Parfaitement hors de la responsabilité des salariés mais dont les salariés porteront néanmoins tous les effets. Et puis la responsabilité de « se battre » pour atténuer les effets : travailler plus, gagner moins, renoncer aux avantages acquis, augmenter la productivité, voilà qui est « en leur pouvoir », s’entendent-ils dire — si bien qu’à la fin, s’il reste des effets à porter, ce sera de leur faute. Le tout sous la férule du patron qui met le « marché » en main : les « efforts » ou le chômage (et souvent le chômage après les « efforts », car l’engagement, le pacte, la parole donnée n’ont aucun sens pour un souverain, et, souverain, le patron l’est, ce sont les rapports sociaux du capitalisme qui l’installent en cette position).

À la merci : c’est donc ainsi que vivent les individus non-patrons quand leur situation est accrochée à « l’emploi ». Ceci n’est plus tolérable.
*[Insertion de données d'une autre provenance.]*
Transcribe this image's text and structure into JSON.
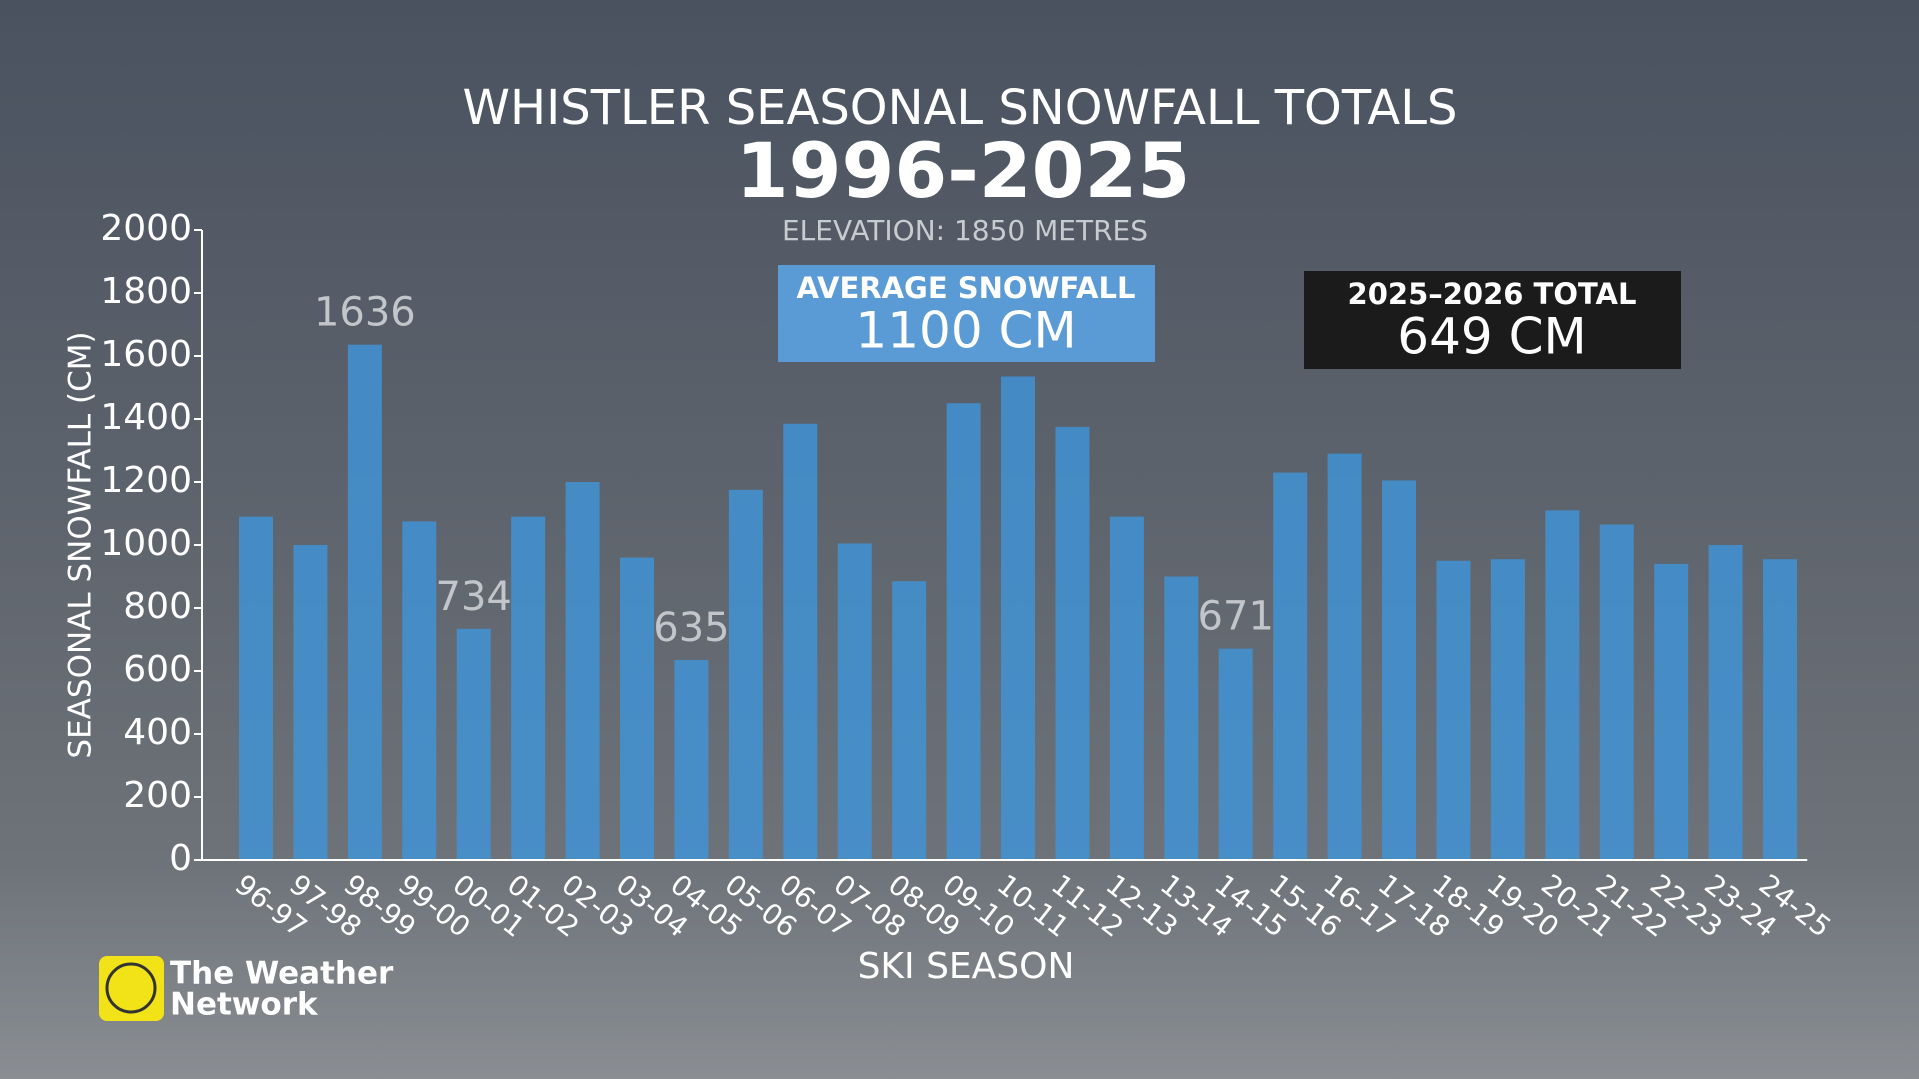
{
  "chart_data": {
    "type": "bar",
    "title": "WHISTLER SEASONAL SNOWFALL TOTALS",
    "subtitle": "1996-2025",
    "note": "ELEVATION: 1850 METRES",
    "annotations": [
      {
        "title": "AVERAGE SNOWFALL",
        "text": "1100 CM"
      },
      {
        "title": "2025–2026 TOTAL",
        "text": "649 CM"
      }
    ],
    "x_label": "SKI SEASON",
    "y_label": "SEASONAL SNOWFALL (CM)",
    "source": [
      "The Weather",
      "Network"
    ],
    "categories": [
      "96-97",
      "97-98",
      "98-99",
      "99-00",
      "00-01",
      "01-02",
      "02-03",
      "03-04",
      "04-05",
      "05-06",
      "06-07",
      "07-08",
      "08-09",
      "09-10",
      "10-11",
      "11-12",
      "12-13",
      "13-14",
      "14-15",
      "15-16",
      "16-17",
      "17-18",
      "18-19",
      "19-20",
      "20-21",
      "21-22",
      "22-23",
      "23-24",
      "24-25"
    ],
    "values": [
      1090,
      1000,
      1636,
      1075,
      734,
      1090,
      1200,
      960,
      635,
      1175,
      1385,
      1005,
      885,
      1450,
      1535,
      1375,
      1090,
      900,
      671,
      1230,
      1290,
      1205,
      950,
      955,
      1110,
      1065,
      940,
      1000,
      955
    ],
    "value_labels": [
      null,
      null,
      "1636",
      null,
      "734",
      null,
      null,
      null,
      "635",
      null,
      null,
      null,
      null,
      null,
      null,
      null,
      null,
      null,
      "671",
      null,
      null,
      null,
      null,
      null,
      null,
      null,
      null,
      null,
      null
    ],
    "color": "#3f94d8",
    "ylim": [
      0,
      2000
    ],
    "yticks": [
      0,
      200,
      400,
      600,
      800,
      1000,
      1200,
      1400,
      1600,
      1800,
      2000
    ]
  }
}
Ce que Friot nomme « salaire à vie » est une proposition cohérente au sens suivant : à la hauteur de cette intolérance posée en principe. Le principe veut d’abord que la situation matérielle des individus ne soit plus à la merci de choses qui ne dépendent pas d’eux, ensuite que, plus généralement, la stabilité en cette matière, c’est-à-dire la tranquillité, la soustraction à la précarité qui épuise, vaille en soi, et de manière irréfragable.

La rémunération n’est alors plus attachée à une place de la division du travail susceptible des pires remaniements, voire d’évaporation complète, sous l’effet des incessantes restructurations impulsées par la concurrence capitaliste : elle est attachée à la personne, comme porteuse d’un droit fondamental à la rémunération stable et suffisante.
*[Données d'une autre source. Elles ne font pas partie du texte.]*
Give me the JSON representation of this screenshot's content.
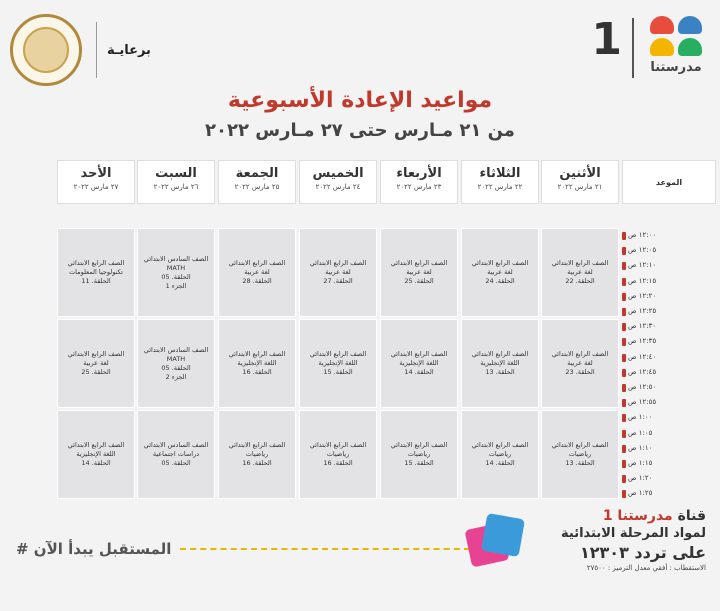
{
  "header": {
    "sponsor_label": "برعايـة",
    "brand_number": "1",
    "brand_name": "مدرستنا",
    "brand_colors": [
      "#e74c3c",
      "#3b82c4",
      "#f4b400",
      "#27ae60"
    ]
  },
  "title": "مواعيد الإعادة الأسبوعية",
  "subtitle": "من ٢١ مـارس حتى ٢٧ مـارس ٢٠٢٢",
  "time_header": "الموعد",
  "days": [
    {
      "name": "الأثنين",
      "date": "٢١ مارس ٢٠٢٢"
    },
    {
      "name": "الثلاثاء",
      "date": "٢٢ مارس ٢٠٢٢"
    },
    {
      "name": "الأربعاء",
      "date": "٢٣ مارس ٢٠٢٢"
    },
    {
      "name": "الخميس",
      "date": "٢٤ مارس ٢٠٢٢"
    },
    {
      "name": "الجمعة",
      "date": "٢٥ مارس ٢٠٢٢"
    },
    {
      "name": "السبت",
      "date": "٢٦ مارس ٢٠٢٢"
    },
    {
      "name": "الأحد",
      "date": "٢٧ مارس ٢٠٢٢"
    }
  ],
  "times": [
    "١٢:٠٠ ص",
    "١٢:٠٥ ص",
    "١٢:١٠ ص",
    "١٢:١٥ ص",
    "١٢:٢٠ ص",
    "١٢:٢٥ ص",
    "١٢:٣٠ ص",
    "١٢:٣٥ ص",
    "١٢:٤٠ ص",
    "١٢:٤٥ ص",
    "١٢:٥٠ ص",
    "١٢:٥٥ ص",
    "١:٠٠ ص",
    "١:٠٥ ص",
    "١:١٠ ص",
    "١:١٥ ص",
    "١:٢٠ ص",
    "١:٢٥ ص"
  ],
  "rows": [
    [
      [
        "الصف الرابع الابتدائي",
        "لغة عربية",
        "الحلقة. 22"
      ],
      [
        "الصف الرابع الابتدائي",
        "لغة عربية",
        "الحلقة. 24"
      ],
      [
        "الصف الرابع الابتدائي",
        "لغة عربية",
        "الحلقة. 25"
      ],
      [
        "الصف الرابع الابتدائي",
        "لغة عربية",
        "الحلقة. 27"
      ],
      [
        "الصف الرابع الابتدائي",
        "لغة عربية",
        "الحلقة. 28"
      ],
      [
        "الصف السادس الابتدائي",
        "MATH",
        "الحلقة. 05",
        "الجزء 1"
      ],
      [
        "الصف الرابع الابتدائي",
        "تكنولوجيا المعلومات",
        "الحلقة. 11"
      ]
    ],
    [
      [
        "الصف الرابع الابتدائي",
        "لغة عربية",
        "الحلقة. 23"
      ],
      [
        "الصف الرابع الابتدائي",
        "اللغة الإنجليزية",
        "الحلقة. 13"
      ],
      [
        "الصف الرابع الابتدائي",
        "اللغة الإنجليزية",
        "الحلقة. 14"
      ],
      [
        "الصف الرابع الابتدائي",
        "اللغة الإنجليزية",
        "الحلقة. 15"
      ],
      [
        "الصف الرابع الابتدائي",
        "اللغة الإنجليزية",
        "الحلقة. 16"
      ],
      [
        "الصف السادس الابتدائي",
        "MATH",
        "الحلقة. 05",
        "الجزء 2"
      ],
      [
        "الصف الرابع الابتدائي",
        "لغة عربية",
        "الحلقة. 25"
      ]
    ],
    [
      [
        "الصف الرابع الابتدائي",
        "رياضيات",
        "الحلقة. 13"
      ],
      [
        "الصف الرابع الابتدائي",
        "رياضيات",
        "الحلقة. 14"
      ],
      [
        "الصف الرابع الابتدائي",
        "رياضيات",
        "الحلقة. 15"
      ],
      [
        "الصف الرابع الابتدائي",
        "رياضيات",
        "الحلقة. 16"
      ],
      [
        "الصف الرابع الابتدائي",
        "رياضيات",
        "الحلقة. 16"
      ],
      [
        "الصف السادس الابتدائي",
        "دراسات اجتماعية",
        "الحلقة. 05"
      ],
      [
        "الصف الرابع الابتدائي",
        "اللغة الإنجليزية",
        "الحلقة. 14"
      ]
    ]
  ],
  "footer": {
    "slogan": "# المستقبل يبدأ الآن",
    "channel_prefix": "قناة",
    "channel_name": "مدرستنا 1",
    "channel_line2": "لمواد المرحلة الابتدائية",
    "channel_line3": "على تردد ١٢٣٠٣",
    "channel_line4": "الاستقطاب : أفقي معدل الترميز : ٢٧٥٠٠"
  }
}
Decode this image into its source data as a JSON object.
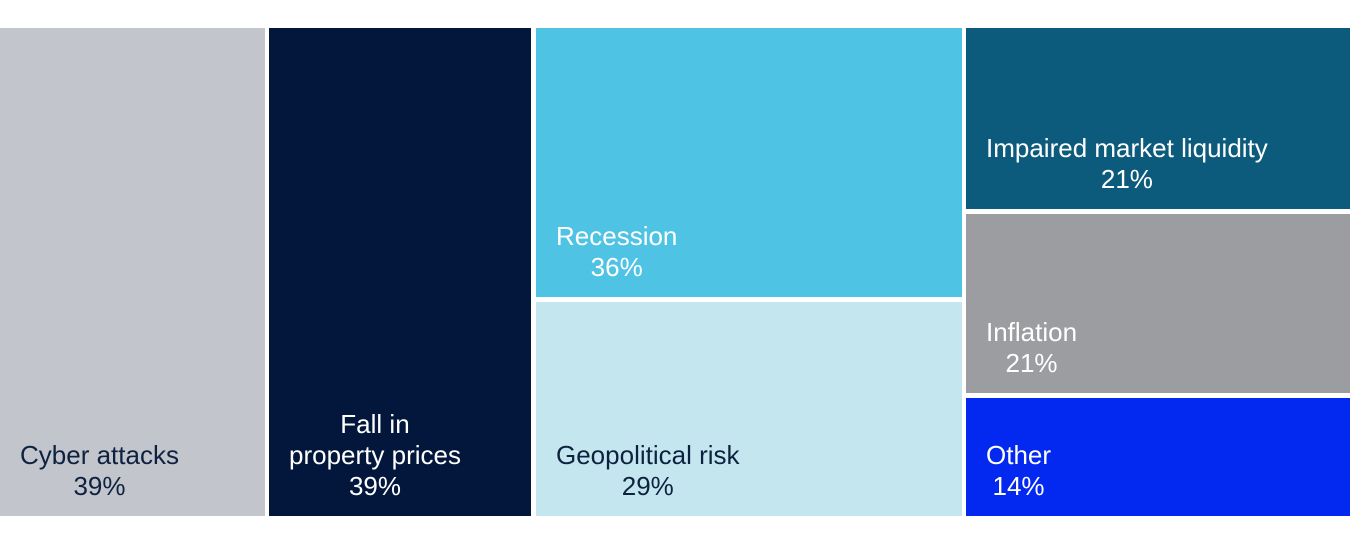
{
  "chart_data": {
    "type": "treemap",
    "unit": "%",
    "background_color": "#FFFFFF",
    "items": [
      {
        "label": "Cyber attacks",
        "label_lines": [
          "Cyber attacks"
        ],
        "value": 39,
        "value_label": "39%",
        "color": "#C2C5CC",
        "text_color": "#0E2240"
      },
      {
        "label": "Fall in property prices",
        "label_lines": [
          "Fall in",
          "property prices"
        ],
        "value": 39,
        "value_label": "39%",
        "color": "#02173B",
        "text_color": "#FFFFFF"
      },
      {
        "label": "Recession",
        "label_lines": [
          "Recession"
        ],
        "value": 36,
        "value_label": "36%",
        "color": "#4EC3E3",
        "text_color": "#FFFFFF"
      },
      {
        "label": "Geopolitical risk",
        "label_lines": [
          "Geopolitical risk"
        ],
        "value": 29,
        "value_label": "29%",
        "color": "#C4E7EF",
        "text_color": "#0E2240"
      },
      {
        "label": "Impaired market liquidity",
        "label_lines": [
          "Impaired market liquidity"
        ],
        "value": 21,
        "value_label": "21%",
        "color": "#0D5B7C",
        "text_color": "#FFFFFF"
      },
      {
        "label": "Inflation",
        "label_lines": [
          "Inflation"
        ],
        "value": 21,
        "value_label": "21%",
        "color": "#9B9DA0",
        "text_color": "#FFFFFF"
      },
      {
        "label": "Other",
        "label_lines": [
          "Other"
        ],
        "value": 14,
        "value_label": "14%",
        "color": "#0328F0",
        "text_color": "#FFFFFF"
      }
    ]
  }
}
Le principe du « salaire à vie » est opéré par la cotisation collectée et redistribuée par les caisses, en particulier la « caisse de salaire » qui, comme son nom l’indique, reverse aux personnes leur rémunération sans égard pour aucune autre donnée que leur niveau de qualification (établie selon un système d’épreuves codifiées et déterminant une hiérarchie résiduelle des revenus) — un « sans égard » qui ne sera d’ailleurs pas sans poser quelques problèmes s’il signifie une parfaite inconditionnalité.
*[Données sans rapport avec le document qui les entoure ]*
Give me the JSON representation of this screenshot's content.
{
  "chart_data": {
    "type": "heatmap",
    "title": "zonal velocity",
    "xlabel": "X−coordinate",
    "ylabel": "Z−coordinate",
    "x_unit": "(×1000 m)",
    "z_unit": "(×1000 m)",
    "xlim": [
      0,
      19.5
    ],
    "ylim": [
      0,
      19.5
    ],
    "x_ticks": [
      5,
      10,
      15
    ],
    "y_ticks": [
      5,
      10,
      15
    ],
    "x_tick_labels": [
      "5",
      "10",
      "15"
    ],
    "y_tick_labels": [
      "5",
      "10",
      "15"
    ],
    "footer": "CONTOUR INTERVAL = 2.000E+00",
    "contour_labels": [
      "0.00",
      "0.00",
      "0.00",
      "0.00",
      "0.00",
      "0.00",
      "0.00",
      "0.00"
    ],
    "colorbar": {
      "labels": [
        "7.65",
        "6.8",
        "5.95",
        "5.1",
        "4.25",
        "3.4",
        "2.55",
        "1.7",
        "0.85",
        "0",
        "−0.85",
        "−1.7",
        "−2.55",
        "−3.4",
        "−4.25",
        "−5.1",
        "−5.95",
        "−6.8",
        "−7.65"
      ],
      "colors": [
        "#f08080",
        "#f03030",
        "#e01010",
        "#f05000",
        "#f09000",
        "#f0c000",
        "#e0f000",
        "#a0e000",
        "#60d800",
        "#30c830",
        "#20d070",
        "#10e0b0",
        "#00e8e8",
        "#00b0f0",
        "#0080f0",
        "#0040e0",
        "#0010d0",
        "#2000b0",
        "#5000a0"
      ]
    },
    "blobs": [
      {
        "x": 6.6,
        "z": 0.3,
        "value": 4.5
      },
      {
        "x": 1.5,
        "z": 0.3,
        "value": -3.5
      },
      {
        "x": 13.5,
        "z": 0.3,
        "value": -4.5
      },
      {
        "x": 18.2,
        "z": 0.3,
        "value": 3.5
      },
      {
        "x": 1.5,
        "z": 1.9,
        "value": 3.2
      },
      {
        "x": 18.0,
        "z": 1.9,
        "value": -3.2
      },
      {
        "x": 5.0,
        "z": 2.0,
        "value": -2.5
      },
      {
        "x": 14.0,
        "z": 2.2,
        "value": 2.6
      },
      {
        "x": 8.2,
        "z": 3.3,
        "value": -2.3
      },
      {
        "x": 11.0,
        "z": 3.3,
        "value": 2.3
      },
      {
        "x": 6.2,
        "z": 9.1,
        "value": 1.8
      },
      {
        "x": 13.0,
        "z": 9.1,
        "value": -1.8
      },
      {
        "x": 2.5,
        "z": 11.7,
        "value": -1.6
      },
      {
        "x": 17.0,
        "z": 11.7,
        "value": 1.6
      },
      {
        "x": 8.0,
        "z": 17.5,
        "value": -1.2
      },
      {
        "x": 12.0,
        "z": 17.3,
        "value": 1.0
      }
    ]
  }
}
Mais Friot ne s’est pas arrêté au « salaire à vie ».

Plus l’idée originelle se développe plus elle étend sa cohérence d’ensemble dans de nouvelles directions. Le deuxième coup de génie, c’est le conventionnement. Une partie du salaire est versée en monnaie sur un compte ordinaire, une autre sur une carte — une carte Vitale étendue ! — qui ne peut être utilisée qu’auprès d’un certain nombres de producteurs agréés (alimentation, transports, énergie, etc.), dûment conventionnés par décision citoyenne (dans des assemblées à divers niveaux territoriaux) pour leur respect d’un certain nombre de normes (environnementales, ancrage local et respect des circuits courts, pratiques productives, etc.).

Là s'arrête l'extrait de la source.